I walked outside leaving the DEC guys to pack up the drawings. Eddie was lying in the grass waiting for me. He’d been to the site plenty of times and knew there was nothing interesting there for him anymore. Just as well. I didn’t like him sniffing around the place anyway. God knows what could be in the air, in the soil. Actually, I could guess. So could Dan. Which would be easily confirmed by any junior chem engineer with a simple test kit.
Everything made sense and everything didn’t.
Dan came up behind me.
“I need two more days with this gizmo,” he pointed to the instrument mounted on the end of the boom lying in the grass nearby, “and then we can move to drilling test holes. Give that a few days before we start bringing in the heavy equipment. After that it’ll get harder to keep this thing under wraps. But I’ll do the best I can. I’m not in the business of destroying people’s investments.”
I thanked him and told him to take all the time he needed.
“Nothing’s happening to Amanda’s project till this gets resolved, one way or the other,” I told him.
“You got that right.”
I thanked him again and jogged off with Eddie. We completed our usual westerly route, which included a run though a bird sanctuary, a favorite of Eddie’s, and a stop at a roadside deli for Gatorade and dog biscuits served from behind the counter by the leathery Frenchman and his chubby Cambodian wife who ran the place.
“He like zee
“Mostly the presentation,” I told him. “Don’t give him too many. We still gotta run back.”

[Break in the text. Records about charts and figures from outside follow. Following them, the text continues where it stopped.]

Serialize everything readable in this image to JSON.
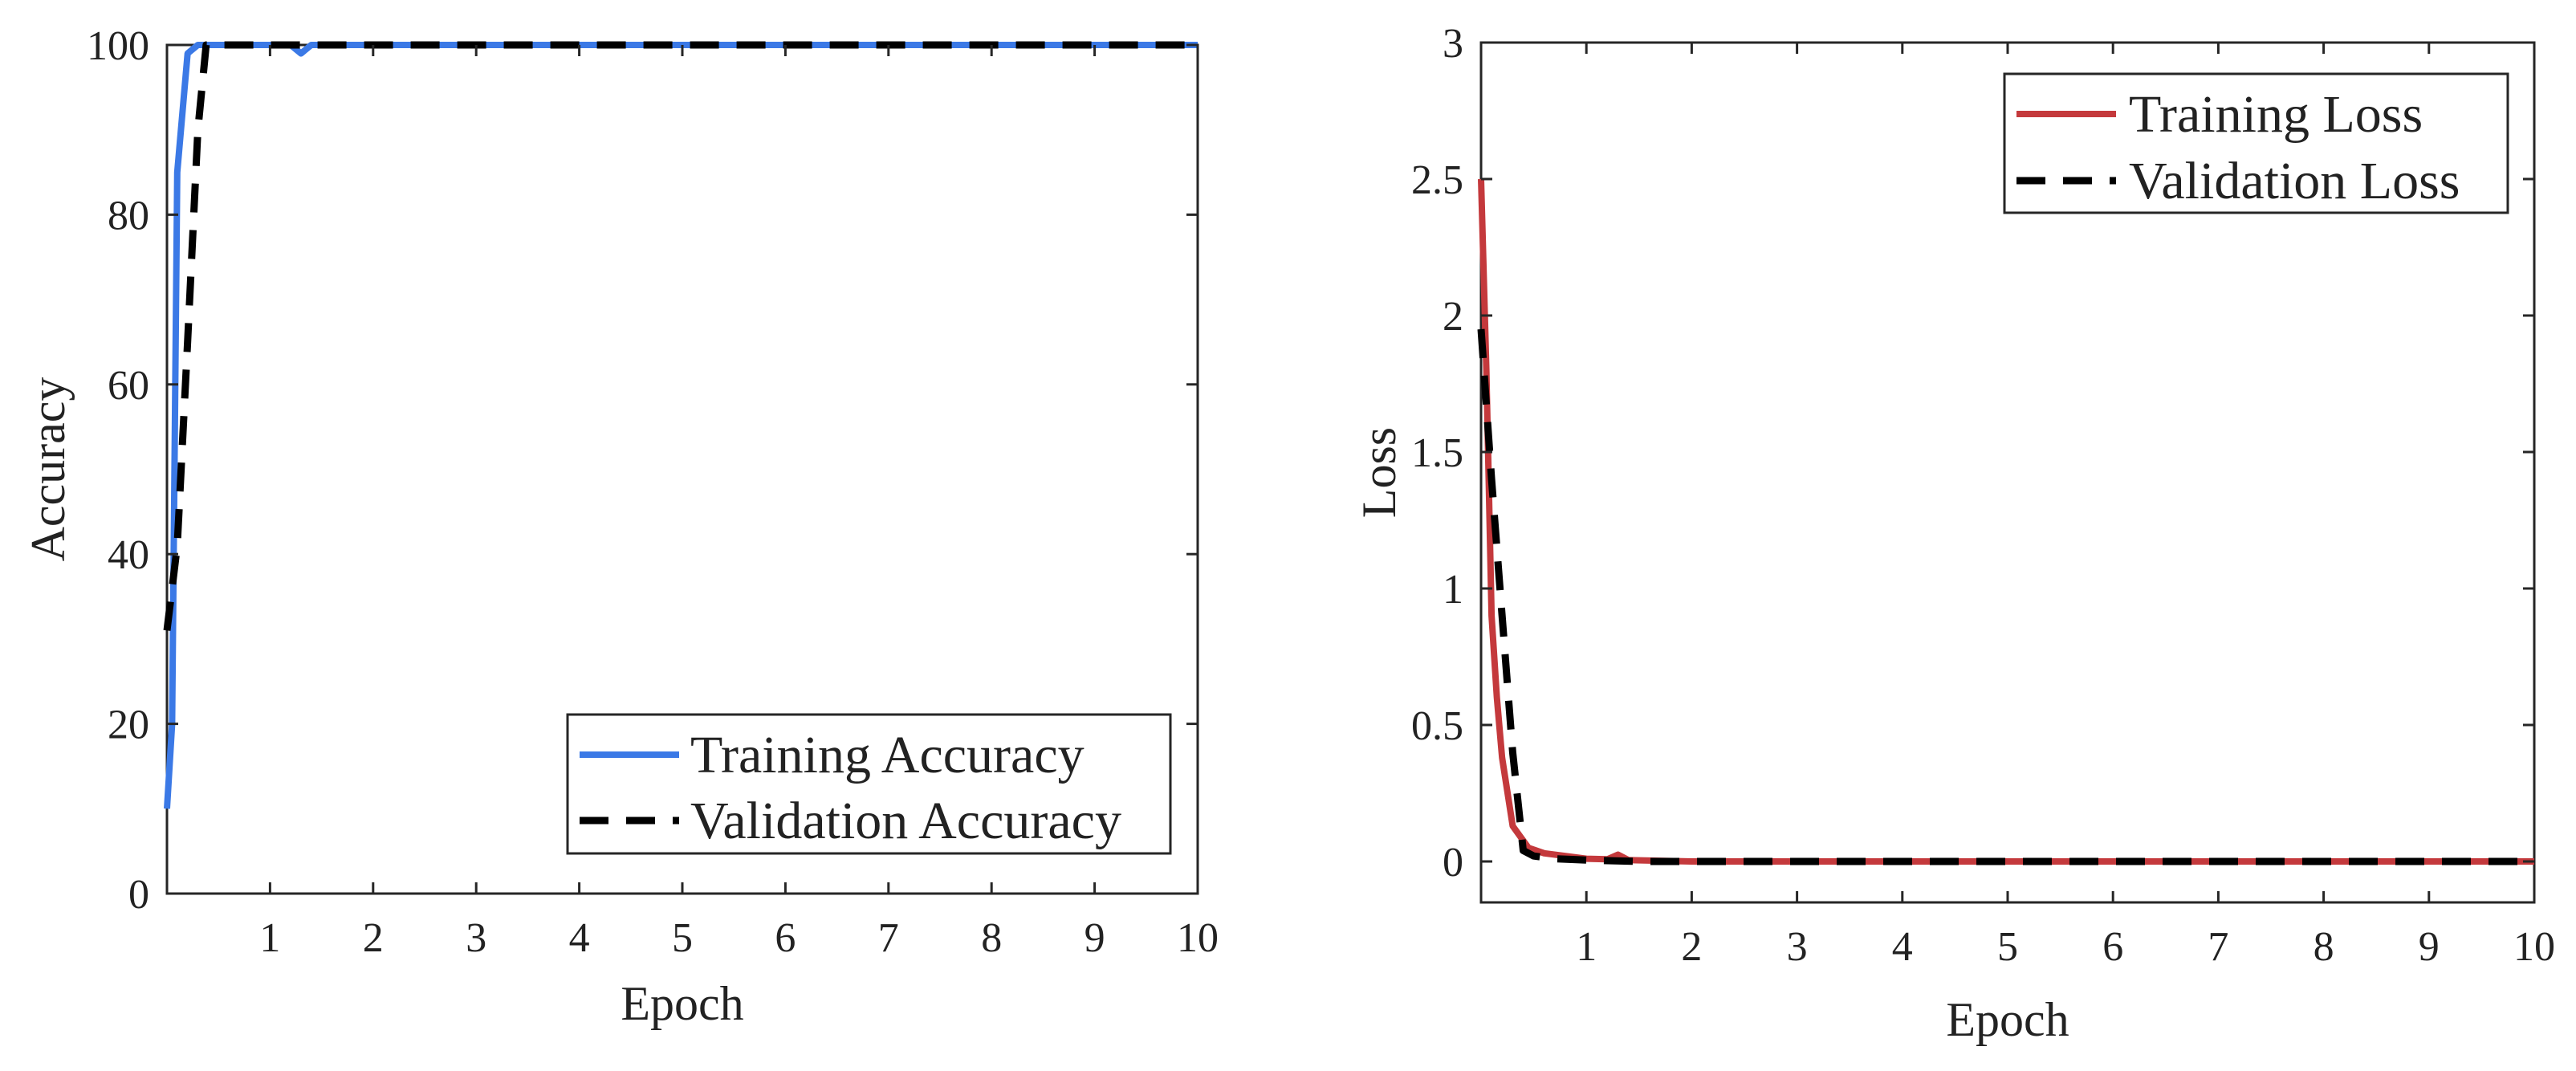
{
  "chart_data": [
    {
      "type": "line",
      "xlabel": "Epoch",
      "ylabel": "Accuracy",
      "xlim": [
        0,
        10
      ],
      "ylim": [
        0,
        100
      ],
      "xticks": [
        1,
        2,
        3,
        4,
        5,
        6,
        7,
        8,
        9,
        10
      ],
      "yticks": [
        0,
        20,
        40,
        60,
        80,
        100
      ],
      "xtick_labels": [
        "1",
        "2",
        "3",
        "4",
        "5",
        "6",
        "7",
        "8",
        "9",
        "10"
      ],
      "ytick_labels": [
        "0",
        "20",
        "40",
        "60",
        "80",
        "100"
      ],
      "grid": false,
      "legend_position": "bottom-right",
      "series": [
        {
          "name": "Training Accuracy",
          "color": "#3b79e6",
          "style": "solid",
          "x": [
            0,
            0.05,
            0.1,
            0.2,
            0.3,
            0.4,
            0.5,
            1.0,
            1.2,
            1.3,
            1.4,
            2,
            3,
            4,
            5,
            6,
            7,
            8,
            9,
            10
          ],
          "y": [
            10,
            20,
            85,
            99,
            100,
            100,
            100,
            100,
            100,
            99,
            100,
            100,
            100,
            100,
            100,
            100,
            100,
            100,
            100,
            100
          ]
        },
        {
          "name": "Validation Accuracy",
          "color": "#000000",
          "style": "dashed",
          "x": [
            0,
            0.1,
            0.2,
            0.3,
            0.38,
            0.45,
            1,
            2,
            3,
            4,
            5,
            6,
            7,
            8,
            9,
            10
          ],
          "y": [
            31,
            41,
            65,
            90,
            100,
            100,
            100,
            100,
            100,
            100,
            100,
            100,
            100,
            100,
            100,
            100
          ]
        }
      ]
    },
    {
      "type": "line",
      "xlabel": "Epoch",
      "ylabel": "Loss",
      "xlim": [
        0,
        10
      ],
      "ylim": [
        -0.15,
        3
      ],
      "xticks": [
        1,
        2,
        3,
        4,
        5,
        6,
        7,
        8,
        9,
        10
      ],
      "yticks": [
        0,
        0.5,
        1,
        1.5,
        2,
        2.5,
        3
      ],
      "xtick_labels": [
        "1",
        "2",
        "3",
        "4",
        "5",
        "6",
        "7",
        "8",
        "9",
        "10"
      ],
      "ytick_labels": [
        "0",
        "0.5",
        "1",
        "1.5",
        "2",
        "2.5",
        "3"
      ],
      "grid": false,
      "legend_position": "top-right",
      "series": [
        {
          "name": "Training Loss",
          "color": "#c4393c",
          "style": "solid",
          "x": [
            0,
            0.05,
            0.1,
            0.15,
            0.2,
            0.3,
            0.45,
            0.6,
            0.8,
            1.0,
            1.2,
            1.3,
            1.4,
            2,
            3,
            4,
            5,
            6,
            7,
            8,
            9,
            10
          ],
          "y": [
            2.5,
            1.8,
            0.9,
            0.6,
            0.38,
            0.13,
            0.05,
            0.03,
            0.02,
            0.01,
            0.008,
            0.025,
            0.005,
            0,
            0,
            0,
            0,
            0,
            0,
            0,
            0,
            0
          ],
          "dashed": false
        },
        {
          "name": "Validation Loss",
          "color": "#000000",
          "style": "dashed",
          "x": [
            0,
            0.1,
            0.2,
            0.3,
            0.4,
            0.5,
            0.7,
            1.0,
            1.5,
            2,
            3,
            4,
            5,
            6,
            7,
            8,
            9,
            10
          ],
          "y": [
            1.95,
            1.4,
            0.9,
            0.4,
            0.04,
            0.02,
            0.01,
            0.005,
            0,
            0,
            0,
            0,
            0,
            0,
            0,
            0,
            0,
            0
          ]
        }
      ]
    }
  ]
}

Which we did. We passed by the WB plant on the return trip and saw the DEC van still there and Dan walking slowly through the weeds, boom in the air and face creased with concentration. Questions hung like a sickening vapor over the whole scene, and all I could do was jog on by, focus on my breathing and not spraining an ankle on the rutty road that led back up to the tip of Oak Point.